Dilansir dari Stockbit Sekuritas, investor asing mencatatkan aksi jual bersih atau net sell dengan nilai mencapai Rp 339,05 miliar hingga jeda siang hari ini.

Data perdagangan Bursa Efek Indonesia (BEI) mencatat total nilai transaksi saham sebesar Rp 10,36 triliun dengan volume perdagangan mencapai 34,72 miliar lembar saham.

Frekuensi transaksi yang terjadi pada sesi pertama ini tercatat sebanyak 1,63 juta kali dengan total kapitalisasi pasar IHSG menyentuh angka Rp 11.113 triliun.

Distribusi saham menunjukkan sebanyak 274 emiten mengalami penguatan, sementara 333 saham terkoreksi dan 184 saham lainnya tidak mengalami perubahan harga.

Kinerja sektoral di BEI menunjukkan enam dari sebelas sektor mencatatkan pertumbuhan, dipimpin oleh sektor bahan baku yang menguat sebesar 1,04%.

Emiten PT Blue Bird Tbk (BIRD) menjadi salah satu saham di sektor bahan baku yang berada di zona hijau dengan kenaikan 0,31% ke level Rp 1.620.

Pergerakan bursa saham di kawasan Asia terpantau bervariasi dengan indeks Nikkei turun 0,81% dan Hang Seng mengalami koreksi sebesar 1,78%.

Indeks Shanghai Composite mencatatkan pertumbuhan tipis sebesar 0,06% dan Straits Times menguat sebesar 0,94% di tengah dinamika pasar regional.

Daftar saham top gainers dipimpin oleh PT Tempo Intimedia Tbk (TMPO) yang naik 26,77% ke Rp 161, diikuti PT Intermedia Capital Tbk (MDIA) naik 22,22% ke Rp 264, dan PT Pertamina Geothermal Energy Tbk (PGEO) naik 4,95% ke Rp 1.060.

Sementara itu, jajaran saham top losers mencakup PT Bach Multi Global Tbk (BACH) yang turun 14,86% ke Rp 630, PT MD Entertainment Tbk (FILM) terkoreksi 4,46% ke Rp 965, dan PT Indospring Tbk (INDS) melemah 3,50% ke Rp 276.

Analisis pasar menunjukkan bahwa tekanan jual asing menjadi faktor utama yang membatasi potensi kenaikan IHSG pada perdagangan hari ini.
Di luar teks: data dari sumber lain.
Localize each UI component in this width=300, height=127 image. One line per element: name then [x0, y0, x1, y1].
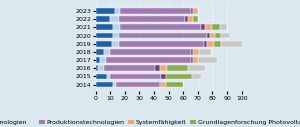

Volume transaksi yang tinggi sebesar 34,72 miliar saham mencerminkan tingginya aktivitas pelaku pasar di tengah sentimen bursa regional yang cenderung beragam.

Para investor saat ini cenderung bersikap hati-hati dalam menentukan posisi portofolio di tengah ketidakpastian tren global yang mempengaruhi pergerakan indeks utama di kawasan Asia.

Stabilisasi di angka 6.351 ini menjadi indikator penting bagi pelaku pasar dalam memproyeksikan arah pergerakan IHSG pada sesi perdagangan selanjutnya.

Kondisi pasar yang stagnan ini menuntut ketelitian investor dalam memilih saham-saham yang memiliki fundamental kuat agar tetap memberikan imbal hasil optimal.

Hingga saat ini, belum ada katalis domestik baru yang cukup kuat untuk mendorong IHSG keluar dari zona konsolidasi meskipun beberapa sektor sempat menunjukkan performa positif.